Les boîtes noires ont été récupérées, mais les causes de l’accident, qui a fait au moins cinq morts samedi à Lac-Mégantic, sont encore inconnues.

Certains l’avaient vu avancer dans la campagne québécoise avec une lueur suspecte dans l’une des locomotives. Lancé à toute vitesse dans la nuit, le «train fantôme» a ravagé samedi le centre-ville de Lac-Mégantic, au Canada, et fait au moins cinq morts et une quarantaine de disparus.

Le convoi de 72 wagons-citernes et cinq locomotives, chargé de pétrole, a dévalé accidentellement sur Lac-Mégantic dans la nuit de vendredi à samedi, sans conducteur à bord. Son ultime destination a été la rue principale de cette petite ville de 6000 habitants située aux confins des montagnes des Appalaches, rasant tout sur 2 kilomètres carrés et pulvérisant une trentaine de bâtiments. «C’est comme une zone de guerre, décrit le premier ministre canadien, Stephen Harper, qui s’est rendu sur place dimanche. C’est incroyable, difficile à imaginer.» Avec la fin de l’incendie, une petite partie des 2000 personnes évacuées ont pu regagner leur domicile dimanche.

Choqués, les témoins décrivent un véritable «mur de feu» qui s’est abattu sur la rue principale, qui était encore assez animée en cette chaude nuit d’été. L’un des bars a été littéralement pulvérisé par le souffle de l’explosion. «On ne va retrouver que les dents», explique un pompier arrivé sur les lieux quelques minutes plus tard, expliquant que le brut s’était déversé tel une coulée de lave. Ceux qui ont réussi à échapper au déluge de flammes ont décrit des scènes d’horreur, estimant à une cinquantaine de personnes le nombre de clients alors présents dans le bar. «Une petite fille en flammes (…) criait “sauvez-moi, sauvez-moi”», a raconté Jean-Guy Nadeau alors qu’il se rendait à la messe dimanche matin.

Les «boîtes noires» récupérées

La cause de l’accident demeure inconnue. Les inspecteurs du Bureau de la sécurité des transports du Canada sont à pied d’œuvre.

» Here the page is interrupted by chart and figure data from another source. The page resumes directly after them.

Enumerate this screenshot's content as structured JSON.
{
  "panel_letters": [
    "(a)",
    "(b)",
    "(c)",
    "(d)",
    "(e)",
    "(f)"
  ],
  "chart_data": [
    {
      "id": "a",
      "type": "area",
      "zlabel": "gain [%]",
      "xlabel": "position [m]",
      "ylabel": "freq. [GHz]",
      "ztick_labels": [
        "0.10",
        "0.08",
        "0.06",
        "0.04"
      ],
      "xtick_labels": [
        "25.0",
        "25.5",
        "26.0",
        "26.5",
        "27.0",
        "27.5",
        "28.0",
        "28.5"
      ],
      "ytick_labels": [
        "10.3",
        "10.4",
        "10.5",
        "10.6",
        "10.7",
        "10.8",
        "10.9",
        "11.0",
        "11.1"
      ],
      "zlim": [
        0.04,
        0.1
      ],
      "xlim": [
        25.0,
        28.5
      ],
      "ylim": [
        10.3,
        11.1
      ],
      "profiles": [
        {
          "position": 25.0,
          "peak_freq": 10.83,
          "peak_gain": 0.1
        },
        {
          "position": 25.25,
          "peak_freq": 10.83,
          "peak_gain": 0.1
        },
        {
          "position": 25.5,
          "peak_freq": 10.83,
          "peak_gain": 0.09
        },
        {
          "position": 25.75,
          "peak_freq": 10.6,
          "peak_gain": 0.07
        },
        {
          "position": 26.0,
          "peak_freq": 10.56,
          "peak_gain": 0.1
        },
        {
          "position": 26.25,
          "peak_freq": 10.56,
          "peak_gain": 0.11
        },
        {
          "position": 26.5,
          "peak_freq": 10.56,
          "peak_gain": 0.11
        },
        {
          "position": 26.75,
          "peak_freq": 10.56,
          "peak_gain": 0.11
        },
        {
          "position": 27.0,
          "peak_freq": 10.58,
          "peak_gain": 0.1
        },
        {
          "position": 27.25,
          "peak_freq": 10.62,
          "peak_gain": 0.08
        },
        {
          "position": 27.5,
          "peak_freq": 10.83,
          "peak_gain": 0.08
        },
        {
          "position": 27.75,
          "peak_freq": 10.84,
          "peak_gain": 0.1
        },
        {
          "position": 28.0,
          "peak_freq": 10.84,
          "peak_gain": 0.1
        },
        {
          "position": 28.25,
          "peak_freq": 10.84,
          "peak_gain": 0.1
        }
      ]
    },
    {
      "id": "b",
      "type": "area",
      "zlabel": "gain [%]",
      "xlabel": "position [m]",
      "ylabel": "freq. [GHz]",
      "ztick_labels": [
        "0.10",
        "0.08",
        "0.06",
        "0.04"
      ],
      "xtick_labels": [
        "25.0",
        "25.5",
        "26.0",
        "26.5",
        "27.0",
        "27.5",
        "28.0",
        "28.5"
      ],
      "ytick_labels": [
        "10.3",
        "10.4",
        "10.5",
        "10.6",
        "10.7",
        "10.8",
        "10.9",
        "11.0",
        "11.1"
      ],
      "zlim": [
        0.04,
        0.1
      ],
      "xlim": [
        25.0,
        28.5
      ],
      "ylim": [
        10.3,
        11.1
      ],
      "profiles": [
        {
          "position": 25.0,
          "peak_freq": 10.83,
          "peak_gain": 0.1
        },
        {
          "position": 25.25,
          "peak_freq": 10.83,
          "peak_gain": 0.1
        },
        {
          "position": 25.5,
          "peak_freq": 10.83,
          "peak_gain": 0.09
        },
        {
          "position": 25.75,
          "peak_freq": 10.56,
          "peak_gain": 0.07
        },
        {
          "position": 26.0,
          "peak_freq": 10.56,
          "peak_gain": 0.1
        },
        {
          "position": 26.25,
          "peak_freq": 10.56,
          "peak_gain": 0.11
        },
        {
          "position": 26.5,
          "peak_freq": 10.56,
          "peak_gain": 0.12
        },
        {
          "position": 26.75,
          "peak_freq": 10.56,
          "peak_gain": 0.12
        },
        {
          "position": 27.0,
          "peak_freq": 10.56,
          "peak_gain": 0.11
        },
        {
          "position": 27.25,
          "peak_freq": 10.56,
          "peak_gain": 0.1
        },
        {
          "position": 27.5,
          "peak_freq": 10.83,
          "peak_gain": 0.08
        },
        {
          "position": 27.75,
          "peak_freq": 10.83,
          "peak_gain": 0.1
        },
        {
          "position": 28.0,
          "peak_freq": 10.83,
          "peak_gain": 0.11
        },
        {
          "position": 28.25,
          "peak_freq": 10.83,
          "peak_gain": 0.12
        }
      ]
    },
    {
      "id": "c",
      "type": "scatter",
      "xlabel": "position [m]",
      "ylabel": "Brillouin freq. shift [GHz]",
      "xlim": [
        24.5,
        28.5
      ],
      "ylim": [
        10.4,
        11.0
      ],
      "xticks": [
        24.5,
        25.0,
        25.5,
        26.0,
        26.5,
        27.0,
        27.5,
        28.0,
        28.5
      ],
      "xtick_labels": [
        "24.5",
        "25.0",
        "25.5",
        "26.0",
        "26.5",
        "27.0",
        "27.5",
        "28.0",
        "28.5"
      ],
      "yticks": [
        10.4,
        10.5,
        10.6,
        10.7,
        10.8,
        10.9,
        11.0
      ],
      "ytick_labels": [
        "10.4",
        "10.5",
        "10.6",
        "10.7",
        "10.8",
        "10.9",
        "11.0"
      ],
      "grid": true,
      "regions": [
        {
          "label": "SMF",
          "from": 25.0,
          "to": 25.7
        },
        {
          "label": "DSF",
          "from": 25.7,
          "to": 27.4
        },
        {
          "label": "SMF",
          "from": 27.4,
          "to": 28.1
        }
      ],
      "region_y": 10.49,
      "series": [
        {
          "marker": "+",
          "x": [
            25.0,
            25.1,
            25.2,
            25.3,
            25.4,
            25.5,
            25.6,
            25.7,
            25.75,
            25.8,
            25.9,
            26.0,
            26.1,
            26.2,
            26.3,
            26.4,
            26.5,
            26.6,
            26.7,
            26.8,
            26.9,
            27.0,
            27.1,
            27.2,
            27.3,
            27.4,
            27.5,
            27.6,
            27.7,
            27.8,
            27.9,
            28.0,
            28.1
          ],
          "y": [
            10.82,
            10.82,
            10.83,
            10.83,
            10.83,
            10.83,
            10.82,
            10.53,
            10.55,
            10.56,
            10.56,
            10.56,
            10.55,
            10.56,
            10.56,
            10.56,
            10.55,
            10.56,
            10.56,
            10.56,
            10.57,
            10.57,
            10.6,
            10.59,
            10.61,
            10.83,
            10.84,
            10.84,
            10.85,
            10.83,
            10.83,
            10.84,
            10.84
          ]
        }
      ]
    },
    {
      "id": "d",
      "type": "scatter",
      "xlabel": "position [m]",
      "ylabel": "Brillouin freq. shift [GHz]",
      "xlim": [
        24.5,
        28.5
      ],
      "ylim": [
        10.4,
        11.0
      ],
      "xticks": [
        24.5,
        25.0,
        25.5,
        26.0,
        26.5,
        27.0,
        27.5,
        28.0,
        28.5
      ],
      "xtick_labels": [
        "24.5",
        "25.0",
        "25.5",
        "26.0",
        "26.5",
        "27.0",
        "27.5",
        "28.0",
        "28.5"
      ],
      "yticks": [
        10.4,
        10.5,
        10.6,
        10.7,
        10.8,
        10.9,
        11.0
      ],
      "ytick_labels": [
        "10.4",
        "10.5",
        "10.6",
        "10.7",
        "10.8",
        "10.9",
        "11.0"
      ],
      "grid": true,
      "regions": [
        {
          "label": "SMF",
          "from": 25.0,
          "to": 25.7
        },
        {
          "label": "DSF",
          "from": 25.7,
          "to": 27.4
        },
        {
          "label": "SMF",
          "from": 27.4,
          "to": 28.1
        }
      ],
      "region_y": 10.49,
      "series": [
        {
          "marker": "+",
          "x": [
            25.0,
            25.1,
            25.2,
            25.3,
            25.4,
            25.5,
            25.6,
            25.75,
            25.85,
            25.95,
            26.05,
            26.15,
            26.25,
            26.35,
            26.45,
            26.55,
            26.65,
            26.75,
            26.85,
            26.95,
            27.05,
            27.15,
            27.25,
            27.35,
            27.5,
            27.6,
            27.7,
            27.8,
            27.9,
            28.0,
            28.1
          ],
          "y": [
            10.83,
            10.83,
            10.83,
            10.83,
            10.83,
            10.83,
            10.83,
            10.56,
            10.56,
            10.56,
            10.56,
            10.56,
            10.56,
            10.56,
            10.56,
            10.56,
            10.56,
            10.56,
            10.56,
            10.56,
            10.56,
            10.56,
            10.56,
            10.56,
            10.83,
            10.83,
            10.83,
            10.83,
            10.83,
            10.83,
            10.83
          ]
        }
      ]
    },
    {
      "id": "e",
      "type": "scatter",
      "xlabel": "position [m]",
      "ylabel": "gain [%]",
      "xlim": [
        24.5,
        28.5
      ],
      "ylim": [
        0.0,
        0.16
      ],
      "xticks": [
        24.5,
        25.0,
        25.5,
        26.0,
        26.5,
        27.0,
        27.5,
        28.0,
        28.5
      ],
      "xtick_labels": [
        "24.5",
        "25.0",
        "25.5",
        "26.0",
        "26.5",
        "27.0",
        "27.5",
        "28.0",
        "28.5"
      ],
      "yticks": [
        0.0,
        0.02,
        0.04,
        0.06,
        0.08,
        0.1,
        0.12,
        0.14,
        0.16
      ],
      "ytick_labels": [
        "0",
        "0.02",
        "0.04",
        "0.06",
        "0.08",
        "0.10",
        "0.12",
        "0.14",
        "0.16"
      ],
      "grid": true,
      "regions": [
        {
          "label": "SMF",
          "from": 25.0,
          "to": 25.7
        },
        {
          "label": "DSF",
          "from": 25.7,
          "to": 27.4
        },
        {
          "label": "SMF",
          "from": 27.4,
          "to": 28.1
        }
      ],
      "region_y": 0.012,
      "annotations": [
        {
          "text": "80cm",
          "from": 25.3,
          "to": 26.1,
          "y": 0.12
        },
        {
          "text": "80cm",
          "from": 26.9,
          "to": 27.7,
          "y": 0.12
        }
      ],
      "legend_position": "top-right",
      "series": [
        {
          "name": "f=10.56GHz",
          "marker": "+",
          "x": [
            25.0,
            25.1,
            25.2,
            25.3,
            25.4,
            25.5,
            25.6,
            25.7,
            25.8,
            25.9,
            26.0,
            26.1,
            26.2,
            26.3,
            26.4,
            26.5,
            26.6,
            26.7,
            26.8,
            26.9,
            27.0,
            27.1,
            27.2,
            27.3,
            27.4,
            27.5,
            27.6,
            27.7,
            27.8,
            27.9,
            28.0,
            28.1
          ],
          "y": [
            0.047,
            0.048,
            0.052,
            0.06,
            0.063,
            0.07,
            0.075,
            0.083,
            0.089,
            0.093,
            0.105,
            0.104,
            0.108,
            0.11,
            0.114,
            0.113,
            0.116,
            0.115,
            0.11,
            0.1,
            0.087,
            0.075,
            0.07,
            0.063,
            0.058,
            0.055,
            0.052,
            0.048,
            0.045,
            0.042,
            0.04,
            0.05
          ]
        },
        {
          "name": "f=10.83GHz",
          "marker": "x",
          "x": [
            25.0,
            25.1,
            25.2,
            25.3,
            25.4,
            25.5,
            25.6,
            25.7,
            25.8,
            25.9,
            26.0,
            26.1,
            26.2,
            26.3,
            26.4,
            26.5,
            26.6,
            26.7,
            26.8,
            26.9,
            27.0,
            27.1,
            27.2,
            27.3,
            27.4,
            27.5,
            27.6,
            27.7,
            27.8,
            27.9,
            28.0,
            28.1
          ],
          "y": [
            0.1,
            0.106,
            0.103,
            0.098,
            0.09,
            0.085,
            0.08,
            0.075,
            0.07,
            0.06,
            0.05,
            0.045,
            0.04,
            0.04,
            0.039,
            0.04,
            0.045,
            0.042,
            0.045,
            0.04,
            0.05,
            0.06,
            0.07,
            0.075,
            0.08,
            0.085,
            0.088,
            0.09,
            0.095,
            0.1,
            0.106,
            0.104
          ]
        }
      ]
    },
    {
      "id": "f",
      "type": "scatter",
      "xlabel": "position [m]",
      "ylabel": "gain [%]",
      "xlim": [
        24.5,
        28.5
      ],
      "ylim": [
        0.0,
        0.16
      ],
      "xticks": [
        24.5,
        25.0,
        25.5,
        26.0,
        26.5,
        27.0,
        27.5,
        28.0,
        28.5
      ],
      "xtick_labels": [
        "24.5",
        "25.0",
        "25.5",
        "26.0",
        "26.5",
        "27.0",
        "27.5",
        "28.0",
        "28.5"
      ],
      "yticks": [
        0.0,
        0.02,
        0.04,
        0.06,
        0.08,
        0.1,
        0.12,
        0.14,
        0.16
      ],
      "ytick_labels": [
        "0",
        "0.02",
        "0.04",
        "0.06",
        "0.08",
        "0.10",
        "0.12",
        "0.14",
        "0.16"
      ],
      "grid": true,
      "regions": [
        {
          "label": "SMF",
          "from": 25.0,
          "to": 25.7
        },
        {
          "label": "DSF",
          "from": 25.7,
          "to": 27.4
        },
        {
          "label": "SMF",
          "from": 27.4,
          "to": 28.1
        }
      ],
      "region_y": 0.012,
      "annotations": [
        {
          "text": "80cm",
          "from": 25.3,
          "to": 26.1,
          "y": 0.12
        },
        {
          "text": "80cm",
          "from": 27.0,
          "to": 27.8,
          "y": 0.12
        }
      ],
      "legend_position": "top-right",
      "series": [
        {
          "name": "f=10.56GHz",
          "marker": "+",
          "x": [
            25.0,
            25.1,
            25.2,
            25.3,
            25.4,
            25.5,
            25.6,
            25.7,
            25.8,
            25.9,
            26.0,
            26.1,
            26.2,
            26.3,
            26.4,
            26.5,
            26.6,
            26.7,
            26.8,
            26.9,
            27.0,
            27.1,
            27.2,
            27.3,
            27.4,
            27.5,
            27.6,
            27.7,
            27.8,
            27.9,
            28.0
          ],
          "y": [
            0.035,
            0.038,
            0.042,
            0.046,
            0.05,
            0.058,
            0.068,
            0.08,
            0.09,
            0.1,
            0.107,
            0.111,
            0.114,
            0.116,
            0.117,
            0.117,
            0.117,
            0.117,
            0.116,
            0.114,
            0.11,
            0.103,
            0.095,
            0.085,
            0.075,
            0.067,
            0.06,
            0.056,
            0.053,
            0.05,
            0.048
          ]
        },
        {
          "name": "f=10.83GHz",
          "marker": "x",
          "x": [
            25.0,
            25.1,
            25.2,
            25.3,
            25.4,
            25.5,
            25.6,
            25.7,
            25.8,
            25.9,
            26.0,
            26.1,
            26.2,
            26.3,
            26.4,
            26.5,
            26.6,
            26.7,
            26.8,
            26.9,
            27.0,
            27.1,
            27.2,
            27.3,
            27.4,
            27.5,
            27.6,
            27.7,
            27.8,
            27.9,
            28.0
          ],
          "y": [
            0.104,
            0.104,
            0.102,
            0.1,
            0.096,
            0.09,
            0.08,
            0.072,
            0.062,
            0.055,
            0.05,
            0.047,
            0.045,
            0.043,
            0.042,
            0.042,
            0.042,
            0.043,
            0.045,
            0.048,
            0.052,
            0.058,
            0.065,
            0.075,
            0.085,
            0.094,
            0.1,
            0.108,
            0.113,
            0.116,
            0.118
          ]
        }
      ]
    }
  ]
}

Pour l’heure, ils ont seulement pu examiner les locomotives. Elles se trouvent hors du périmètre de sécurité car elles ont poursuivi leur chemin sans dérailler. «On a récupéré ce qu’on appelle l’unité de détection de freinage, l’équivalent de la boîte noire», assure le responsable de l’enquête, Ed Belkaloul. Les enquêteurs espèrent pouvoir se rendre sur ce qu’ils considèrent comme «une scène de crime» dès lundi.

La compagnie américaine The Montreal Maine & Atlantic, propriétaire du train, a avancé dimanche une première hypothèse: le relâchement du système de freinage à air lors du stationnement du train au sommet d’une pente dans le village voisin de Nantes. Néanmoins, l’entreprise précise qu’elle ne dispose pas de toutes les informations nécessaires pour tirer des conclusions.

Un autre élément intrigue les enquêteurs: les pompiers ont été appelés quelques heures avant la catastrophe par la compagnie ferroviaire américaine afin d’éteindre un feu à bord du train, affirme le maire de Nantes, Sylvain Gilbert, sur Radio Canada. Selon la compagnie américaine, l’incendie provenait d’un tuyau de diesel brisé sur l’une des 5 locomotives. Moins de deux heures après le départ des pompiers, le train déferlait sur Lac-Mégantic.